On Fri, Feb 19, 2021 at 12:56:58AM +0100, Ralf Hemmecke wrote:
> On 18.02.21 18:38, Waldek Hebisch wrote:
> > On Thu, Feb 18, 2021 at 06:36:57PM +0100, Waldek Hebisch wrote:
> >> See attached file and Aldor compilation report (I sent it before
> >> but I include it in case it got lost).
> 
> Waldek,
> 
> I do not understand why you complain here.
> 
> "/mnt/lv3/fricas/axp19/pp1/algreduc2/RDEEFX3a.as", line 36:
>     ei_int : (Z, F, F, SE) -> PSOL2
> ......^
> [L36 C7] #1 (Warning) Escape character ignored.  Do you mean '__'?
> 
> Aldor convention is to use CamelCase for identifiers. And that was also
> the rule for SPAD code (except for some people that insisted on using
> underscores (which had to be written as double underscores).
> Then you changed the SPAD compiler with a new rule that allows single
> underscores.
> 
> I would have liked to stay with CamelCase.

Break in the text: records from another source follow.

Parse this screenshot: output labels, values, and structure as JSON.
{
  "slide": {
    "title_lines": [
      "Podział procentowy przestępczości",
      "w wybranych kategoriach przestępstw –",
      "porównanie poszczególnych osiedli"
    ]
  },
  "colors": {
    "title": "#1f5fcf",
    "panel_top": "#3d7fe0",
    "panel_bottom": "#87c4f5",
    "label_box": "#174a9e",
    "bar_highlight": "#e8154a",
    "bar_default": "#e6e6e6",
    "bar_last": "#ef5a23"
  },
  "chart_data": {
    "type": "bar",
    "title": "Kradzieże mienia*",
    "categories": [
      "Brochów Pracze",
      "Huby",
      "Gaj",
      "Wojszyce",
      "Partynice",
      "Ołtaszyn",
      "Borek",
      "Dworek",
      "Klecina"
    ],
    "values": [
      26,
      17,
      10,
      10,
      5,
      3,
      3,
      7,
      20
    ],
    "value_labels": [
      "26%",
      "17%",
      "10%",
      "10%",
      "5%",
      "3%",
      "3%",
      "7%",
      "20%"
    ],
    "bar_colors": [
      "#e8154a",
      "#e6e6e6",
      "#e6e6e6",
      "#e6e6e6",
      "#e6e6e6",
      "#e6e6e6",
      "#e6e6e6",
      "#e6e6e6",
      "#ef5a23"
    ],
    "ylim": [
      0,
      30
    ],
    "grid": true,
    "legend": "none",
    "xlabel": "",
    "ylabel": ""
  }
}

Now we have basically two
> naming conventions. There are only a few functions now that include an
> underscore character (I guess mostly introduced by you). That you now
> complain about Aldor throwing errors at you for an incompatibility that
> you have introduced is somewhat strange.

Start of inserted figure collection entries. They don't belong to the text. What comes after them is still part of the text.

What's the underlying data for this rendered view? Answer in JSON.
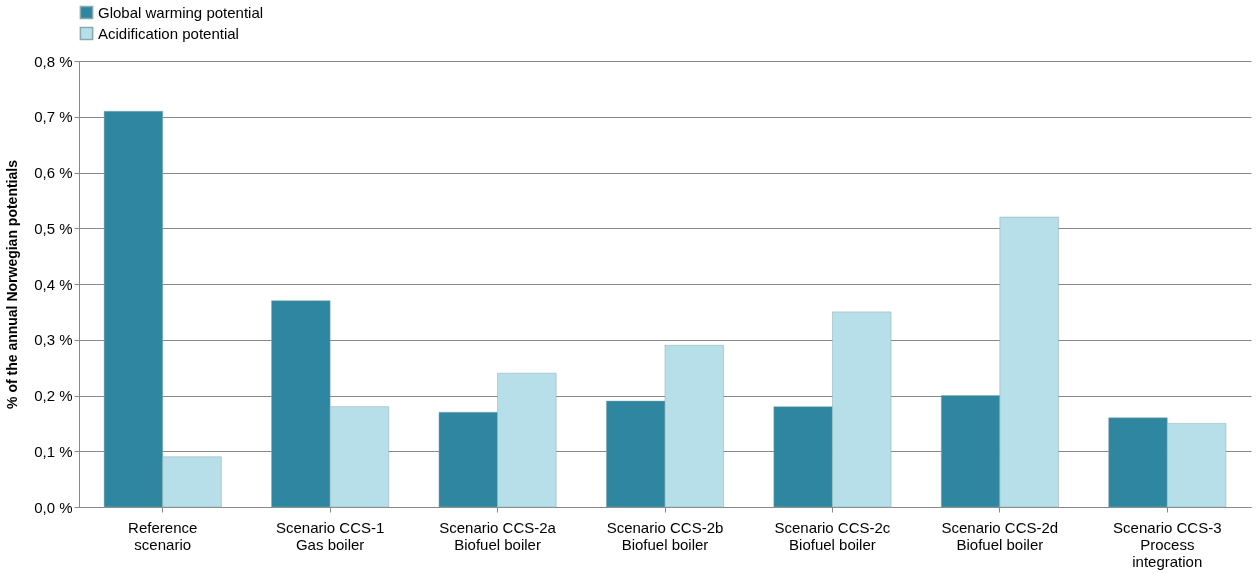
{
  "chart_data": {
    "type": "bar",
    "ylabel": "% of the annual  Norwegian potentials",
    "categories": [
      "Reference\nscenario",
      "Scenario CCS-1\nGas boiler",
      "Scenario CCS-2a\nBiofuel boiler",
      "Scenario CCS-2b\nBiofuel boiler",
      "Scenario CCS-2c\nBiofuel boiler",
      "Scenario CCS-2d\nBiofuel boiler",
      "Scenario CCS-3\nProcess\nintegration"
    ],
    "series": [
      {
        "name": "Global warming  potential",
        "color": "#2e86a0",
        "values": [
          0.71,
          0.37,
          0.17,
          0.19,
          0.18,
          0.2,
          0.16
        ]
      },
      {
        "name": "Acidification potential",
        "color": "#b7dfe9",
        "values": [
          0.09,
          0.18,
          0.24,
          0.29,
          0.35,
          0.52,
          0.15
        ]
      }
    ],
    "ylim": [
      0,
      0.8
    ],
    "yticks": [
      {
        "value": 0,
        "label": "0,0 %"
      },
      {
        "value": 0.1,
        "label": "0,1 %"
      },
      {
        "value": 0.2,
        "label": "0,2 %"
      },
      {
        "value": 0.3,
        "label": "0,3 %"
      },
      {
        "value": 0.4,
        "label": "0,4 %"
      },
      {
        "value": 0.5,
        "label": "0,5 %"
      },
      {
        "value": 0.6,
        "label": "0,6 %"
      },
      {
        "value": 0.7,
        "label": "0,7 %"
      },
      {
        "value": 0.8,
        "label": "0,8 %"
      }
    ],
    "grid": "y",
    "legend": "top"
  }
}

This is just a warning, in first pass of checking Spad code we
probably can ignore warnings.  OTOH this is important feature
for mixed-language code.  In Lisp camelCase is not practical,
dashes that Lispers use are illegal in other languages, so
only sane choice is to use underscores.

> There are a number of other issues with your code.
> 
> I doubled the underscores.
> 
> The problems were mostly forgotten imports. Note that Aldor insists on
> importing functions explicitly. Unlike SPAD almost nothing is in scope.

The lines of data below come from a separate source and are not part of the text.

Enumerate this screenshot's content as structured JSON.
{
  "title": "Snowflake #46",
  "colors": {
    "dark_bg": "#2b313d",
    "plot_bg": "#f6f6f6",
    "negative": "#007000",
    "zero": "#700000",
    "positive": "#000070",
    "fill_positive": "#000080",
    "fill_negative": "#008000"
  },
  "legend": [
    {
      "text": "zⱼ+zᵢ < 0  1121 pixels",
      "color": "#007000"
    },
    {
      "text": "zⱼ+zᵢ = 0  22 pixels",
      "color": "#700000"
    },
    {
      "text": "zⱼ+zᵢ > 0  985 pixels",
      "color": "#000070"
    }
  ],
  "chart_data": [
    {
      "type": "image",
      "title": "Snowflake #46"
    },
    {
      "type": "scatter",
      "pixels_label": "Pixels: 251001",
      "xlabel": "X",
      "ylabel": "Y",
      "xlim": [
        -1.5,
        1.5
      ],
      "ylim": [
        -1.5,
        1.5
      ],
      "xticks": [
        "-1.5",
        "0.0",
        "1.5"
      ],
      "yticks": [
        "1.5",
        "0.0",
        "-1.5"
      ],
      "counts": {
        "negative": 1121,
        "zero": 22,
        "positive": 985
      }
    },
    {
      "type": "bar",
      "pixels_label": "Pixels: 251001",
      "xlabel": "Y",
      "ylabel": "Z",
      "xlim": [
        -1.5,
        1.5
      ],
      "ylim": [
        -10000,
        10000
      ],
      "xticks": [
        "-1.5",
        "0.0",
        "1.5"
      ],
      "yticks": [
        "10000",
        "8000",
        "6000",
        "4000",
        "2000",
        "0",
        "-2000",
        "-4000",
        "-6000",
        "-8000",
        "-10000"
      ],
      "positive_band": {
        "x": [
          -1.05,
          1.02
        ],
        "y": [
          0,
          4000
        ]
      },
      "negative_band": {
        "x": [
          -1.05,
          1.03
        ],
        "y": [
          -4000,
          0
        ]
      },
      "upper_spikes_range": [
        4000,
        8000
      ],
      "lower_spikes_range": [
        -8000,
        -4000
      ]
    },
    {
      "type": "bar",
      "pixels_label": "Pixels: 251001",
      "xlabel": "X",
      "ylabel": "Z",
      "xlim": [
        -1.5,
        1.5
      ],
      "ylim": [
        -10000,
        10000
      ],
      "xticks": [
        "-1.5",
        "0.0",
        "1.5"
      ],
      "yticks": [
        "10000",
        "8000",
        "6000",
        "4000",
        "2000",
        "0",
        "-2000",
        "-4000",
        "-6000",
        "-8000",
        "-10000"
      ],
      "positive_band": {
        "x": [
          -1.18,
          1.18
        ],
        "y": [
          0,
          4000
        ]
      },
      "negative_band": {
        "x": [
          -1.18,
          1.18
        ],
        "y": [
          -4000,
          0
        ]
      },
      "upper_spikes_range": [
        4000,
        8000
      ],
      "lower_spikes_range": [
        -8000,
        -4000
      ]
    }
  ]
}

Yes, I know this.  One point of this excercise was to see how many
explicit imports I would need.  It was disappointing that other
problems apparently dwarfed issue with imports.

> Then there were a few cases where I had to add a qualification, for
> example here:
> 
>    univariate(r1, kx)$F
> 
> where the Aldor compiler saw two functions with name "univariate" that
> would have been applicable. Without giving some type information it
> didn't know what to choose.
> 
> The most problematic thing, however was the
> 
>   Union(CV__REC, 'failed')
> 
> construction.

IIUC Aldor does not suport "failed" (with Spad notation) as a type,
which leads to massive source changes (this is in the language
differences page).

> I could make it compile with this type
> 
>   Union(cv:CV__REC, fail:'failed')
> 
> Perhaps Peter knows how to make it compile with an untagged union.
> 
> One must also put the return value into a "union" explicitly.